More from the ‘You just couldn’t make it up’ Dept
Sometimes, this column just writes itself. Take this story by Rachel Flint, of the Newcastle Evening Chronicle about the Revd Jim Craig, the ‘Gateshead and Bensham Community Chaplain to the Arts’ (sic) in the diocese of Durham:
Vicar Jim Craig is planning to put up a life-size crucifix made of fat at a Tyneside church. Parishioners at St Edmund’s Chapel, Gateshead, could soon be saying their prayers before a sculpture of Christ on the cross - carved out of pig fat. He intends to suspend the creation from the walls of his high street chapel, which also doubles up as an art gallery. Created by artist Jonathan Scott Wood, the controversial sculpture will be displayed alongside other shocking images – including one of the devil putting two fingers up at an angel. The Vicar commented: ‘We will have to work out how heavy it will be and how we will attach it to a wall. And whether - if we hang it over a radiator - we will end up with a huge pile of fat on the carpet.’
Little surprise, then, that the Evening Chronicle’s Sub Editor couldn’t resist the temptation to top the piece with the inevitable and tasteless (in every sense of the word) headline: Vicar hopes congregation will praise the lard.
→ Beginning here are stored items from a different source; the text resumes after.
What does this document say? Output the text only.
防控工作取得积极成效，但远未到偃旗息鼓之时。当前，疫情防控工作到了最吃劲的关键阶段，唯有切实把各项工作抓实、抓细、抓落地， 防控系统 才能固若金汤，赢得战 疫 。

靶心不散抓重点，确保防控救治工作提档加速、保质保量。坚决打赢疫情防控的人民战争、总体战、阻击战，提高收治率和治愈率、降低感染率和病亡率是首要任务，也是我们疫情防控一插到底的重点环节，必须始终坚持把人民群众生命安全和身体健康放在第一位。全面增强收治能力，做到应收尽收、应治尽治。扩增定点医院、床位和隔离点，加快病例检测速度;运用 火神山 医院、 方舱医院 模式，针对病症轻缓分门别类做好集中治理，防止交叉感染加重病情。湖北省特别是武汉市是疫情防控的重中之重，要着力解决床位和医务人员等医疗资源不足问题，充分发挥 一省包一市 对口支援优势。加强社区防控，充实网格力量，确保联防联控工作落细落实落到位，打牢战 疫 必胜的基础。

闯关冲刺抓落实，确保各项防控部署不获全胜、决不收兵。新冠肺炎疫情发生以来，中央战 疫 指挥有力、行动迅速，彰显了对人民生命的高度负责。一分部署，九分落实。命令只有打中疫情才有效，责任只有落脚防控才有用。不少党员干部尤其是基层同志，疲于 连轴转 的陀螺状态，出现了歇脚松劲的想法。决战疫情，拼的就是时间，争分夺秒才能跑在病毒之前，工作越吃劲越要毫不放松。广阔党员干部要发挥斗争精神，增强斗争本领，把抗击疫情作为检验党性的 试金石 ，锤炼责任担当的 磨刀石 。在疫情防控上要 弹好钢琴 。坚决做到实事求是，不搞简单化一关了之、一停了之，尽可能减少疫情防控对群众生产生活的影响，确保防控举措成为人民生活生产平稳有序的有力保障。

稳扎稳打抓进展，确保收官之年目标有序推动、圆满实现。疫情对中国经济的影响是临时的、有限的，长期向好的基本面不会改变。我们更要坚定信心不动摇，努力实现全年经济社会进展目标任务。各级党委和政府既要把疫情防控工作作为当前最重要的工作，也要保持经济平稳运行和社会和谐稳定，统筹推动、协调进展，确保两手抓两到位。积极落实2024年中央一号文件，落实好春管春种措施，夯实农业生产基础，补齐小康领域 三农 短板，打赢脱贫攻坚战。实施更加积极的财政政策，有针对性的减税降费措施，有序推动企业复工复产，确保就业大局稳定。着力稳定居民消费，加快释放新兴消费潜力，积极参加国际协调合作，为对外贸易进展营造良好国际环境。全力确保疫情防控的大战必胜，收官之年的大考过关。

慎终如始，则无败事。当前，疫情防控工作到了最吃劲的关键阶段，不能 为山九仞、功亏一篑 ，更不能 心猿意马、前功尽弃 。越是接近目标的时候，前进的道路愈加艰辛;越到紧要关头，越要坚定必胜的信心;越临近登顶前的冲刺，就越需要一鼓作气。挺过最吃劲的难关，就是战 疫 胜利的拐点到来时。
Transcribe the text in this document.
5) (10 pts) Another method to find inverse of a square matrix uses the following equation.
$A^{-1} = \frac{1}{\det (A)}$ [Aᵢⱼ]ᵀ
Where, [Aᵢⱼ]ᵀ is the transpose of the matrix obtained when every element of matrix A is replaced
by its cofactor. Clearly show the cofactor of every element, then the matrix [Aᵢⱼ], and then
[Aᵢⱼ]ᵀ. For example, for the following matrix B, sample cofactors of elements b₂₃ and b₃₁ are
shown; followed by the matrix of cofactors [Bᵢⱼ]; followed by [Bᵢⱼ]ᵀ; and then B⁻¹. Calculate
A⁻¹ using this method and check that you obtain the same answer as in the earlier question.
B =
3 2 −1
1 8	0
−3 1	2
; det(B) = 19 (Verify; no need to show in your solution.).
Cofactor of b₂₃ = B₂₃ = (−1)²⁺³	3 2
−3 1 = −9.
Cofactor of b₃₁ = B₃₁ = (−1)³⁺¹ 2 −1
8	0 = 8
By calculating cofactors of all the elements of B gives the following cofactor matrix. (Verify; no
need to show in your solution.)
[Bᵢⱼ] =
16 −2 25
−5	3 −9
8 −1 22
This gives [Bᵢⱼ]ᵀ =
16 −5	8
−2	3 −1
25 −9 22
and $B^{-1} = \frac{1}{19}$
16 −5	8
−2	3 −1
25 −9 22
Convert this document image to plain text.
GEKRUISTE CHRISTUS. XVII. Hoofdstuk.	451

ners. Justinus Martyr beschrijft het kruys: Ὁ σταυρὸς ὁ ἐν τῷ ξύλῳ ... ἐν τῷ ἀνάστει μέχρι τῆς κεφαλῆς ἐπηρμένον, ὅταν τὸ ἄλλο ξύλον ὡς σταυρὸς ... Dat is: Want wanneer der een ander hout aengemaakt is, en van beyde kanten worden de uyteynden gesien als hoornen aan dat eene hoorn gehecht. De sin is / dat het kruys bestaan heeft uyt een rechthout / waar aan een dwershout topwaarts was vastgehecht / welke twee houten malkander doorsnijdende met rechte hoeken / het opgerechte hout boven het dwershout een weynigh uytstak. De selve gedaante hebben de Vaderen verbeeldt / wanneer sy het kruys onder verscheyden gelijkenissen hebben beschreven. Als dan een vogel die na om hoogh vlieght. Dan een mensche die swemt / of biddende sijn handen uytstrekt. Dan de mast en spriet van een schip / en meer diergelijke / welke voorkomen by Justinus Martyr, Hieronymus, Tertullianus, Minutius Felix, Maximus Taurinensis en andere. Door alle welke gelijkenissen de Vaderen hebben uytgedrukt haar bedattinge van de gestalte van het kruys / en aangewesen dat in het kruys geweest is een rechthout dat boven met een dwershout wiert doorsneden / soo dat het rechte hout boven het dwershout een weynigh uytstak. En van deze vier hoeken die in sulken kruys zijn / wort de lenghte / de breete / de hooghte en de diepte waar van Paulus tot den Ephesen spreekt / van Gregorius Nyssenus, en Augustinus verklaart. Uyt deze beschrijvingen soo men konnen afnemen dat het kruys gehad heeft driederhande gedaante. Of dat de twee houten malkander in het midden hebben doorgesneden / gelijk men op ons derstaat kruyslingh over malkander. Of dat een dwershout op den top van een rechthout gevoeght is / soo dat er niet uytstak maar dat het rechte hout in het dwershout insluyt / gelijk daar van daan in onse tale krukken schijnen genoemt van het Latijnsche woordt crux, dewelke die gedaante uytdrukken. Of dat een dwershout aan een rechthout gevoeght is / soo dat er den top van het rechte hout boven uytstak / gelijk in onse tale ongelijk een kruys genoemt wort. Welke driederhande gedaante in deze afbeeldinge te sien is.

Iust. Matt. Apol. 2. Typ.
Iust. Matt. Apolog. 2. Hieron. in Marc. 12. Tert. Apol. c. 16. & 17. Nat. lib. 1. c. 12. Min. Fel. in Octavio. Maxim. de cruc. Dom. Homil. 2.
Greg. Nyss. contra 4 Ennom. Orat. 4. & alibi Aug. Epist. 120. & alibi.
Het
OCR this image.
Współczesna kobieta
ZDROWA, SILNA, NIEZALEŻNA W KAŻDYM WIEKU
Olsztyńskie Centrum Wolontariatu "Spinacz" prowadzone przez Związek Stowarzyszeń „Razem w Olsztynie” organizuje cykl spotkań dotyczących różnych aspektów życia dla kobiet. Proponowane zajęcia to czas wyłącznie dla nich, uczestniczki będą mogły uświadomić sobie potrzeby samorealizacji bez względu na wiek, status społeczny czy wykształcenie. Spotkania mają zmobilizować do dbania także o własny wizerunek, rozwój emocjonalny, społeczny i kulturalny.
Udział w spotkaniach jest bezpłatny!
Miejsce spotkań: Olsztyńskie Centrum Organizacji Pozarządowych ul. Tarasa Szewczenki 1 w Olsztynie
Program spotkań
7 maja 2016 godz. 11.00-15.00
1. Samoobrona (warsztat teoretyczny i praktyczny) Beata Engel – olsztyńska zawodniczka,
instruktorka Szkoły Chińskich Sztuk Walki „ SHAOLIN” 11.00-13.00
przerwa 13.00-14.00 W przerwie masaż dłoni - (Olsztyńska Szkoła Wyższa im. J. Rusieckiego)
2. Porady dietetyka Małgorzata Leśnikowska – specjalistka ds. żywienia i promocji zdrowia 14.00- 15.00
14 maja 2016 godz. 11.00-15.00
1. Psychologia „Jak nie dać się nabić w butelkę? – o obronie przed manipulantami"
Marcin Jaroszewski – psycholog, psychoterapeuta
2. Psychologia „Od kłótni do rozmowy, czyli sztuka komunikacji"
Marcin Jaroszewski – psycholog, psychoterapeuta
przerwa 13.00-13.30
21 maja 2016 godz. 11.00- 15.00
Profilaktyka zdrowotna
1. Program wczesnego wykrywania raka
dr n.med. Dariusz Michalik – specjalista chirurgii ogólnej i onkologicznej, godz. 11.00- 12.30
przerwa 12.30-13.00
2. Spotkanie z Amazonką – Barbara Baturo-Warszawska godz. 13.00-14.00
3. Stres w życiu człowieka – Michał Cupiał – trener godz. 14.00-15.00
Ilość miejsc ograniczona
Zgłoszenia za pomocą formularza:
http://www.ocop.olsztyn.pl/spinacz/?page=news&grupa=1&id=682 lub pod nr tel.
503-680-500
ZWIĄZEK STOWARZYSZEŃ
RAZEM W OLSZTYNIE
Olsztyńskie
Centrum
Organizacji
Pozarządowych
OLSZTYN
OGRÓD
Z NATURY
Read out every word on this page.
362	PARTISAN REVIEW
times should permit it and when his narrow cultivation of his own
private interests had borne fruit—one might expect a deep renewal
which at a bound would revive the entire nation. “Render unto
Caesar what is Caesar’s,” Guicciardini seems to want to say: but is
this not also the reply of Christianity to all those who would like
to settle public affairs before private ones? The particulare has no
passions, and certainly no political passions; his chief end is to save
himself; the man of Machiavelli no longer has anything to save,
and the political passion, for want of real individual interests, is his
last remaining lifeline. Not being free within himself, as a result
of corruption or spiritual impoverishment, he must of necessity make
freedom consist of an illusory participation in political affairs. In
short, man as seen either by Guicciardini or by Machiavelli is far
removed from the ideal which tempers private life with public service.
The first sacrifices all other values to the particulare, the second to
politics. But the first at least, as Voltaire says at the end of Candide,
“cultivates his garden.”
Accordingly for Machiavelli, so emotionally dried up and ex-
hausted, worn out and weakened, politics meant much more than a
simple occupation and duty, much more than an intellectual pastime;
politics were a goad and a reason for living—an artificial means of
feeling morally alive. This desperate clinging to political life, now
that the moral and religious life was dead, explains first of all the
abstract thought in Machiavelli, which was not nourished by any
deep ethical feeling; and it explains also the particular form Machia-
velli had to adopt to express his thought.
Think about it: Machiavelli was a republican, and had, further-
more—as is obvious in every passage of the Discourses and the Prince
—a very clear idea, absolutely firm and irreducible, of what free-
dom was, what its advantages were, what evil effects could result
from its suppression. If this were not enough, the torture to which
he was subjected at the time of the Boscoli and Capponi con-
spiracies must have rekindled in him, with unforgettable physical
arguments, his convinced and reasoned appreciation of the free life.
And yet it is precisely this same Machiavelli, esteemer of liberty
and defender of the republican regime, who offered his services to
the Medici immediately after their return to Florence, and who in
Finally, a quick visit to the website of the English Churchman (A Protestant Family Newspaper) to see what it made of Pope Benedict’s recent triumphant visit to the UK. Predictably enough, what with the English Reformation still so fresh in their memories, the answer seemed to be ‘not much’. Under the somewhat unambiguous headline Papal Visit Heralds New Dark Ages the front page of this fortnightly, forty pence and ten pages worth (sic) of bile devotes no less than 1,876 words to explaining why the Papal Visit was, er, wrong. A taste:
While the visit started in Edinburgh it was highly distasteful to hear BBC commentators constantly using the phrase "Holy Father" to describe the Pope. It was a terrible sight to see everyone in Edinburgh, including to some extent, Her Majesty Queen Elizabeth II, fawning around after the Pope on 16th Sept. We were glad to have missed most of the programme. Returning the compliment, we at 30DAys are just as glad that no one bothers to read your rubbish little newspaper anymore.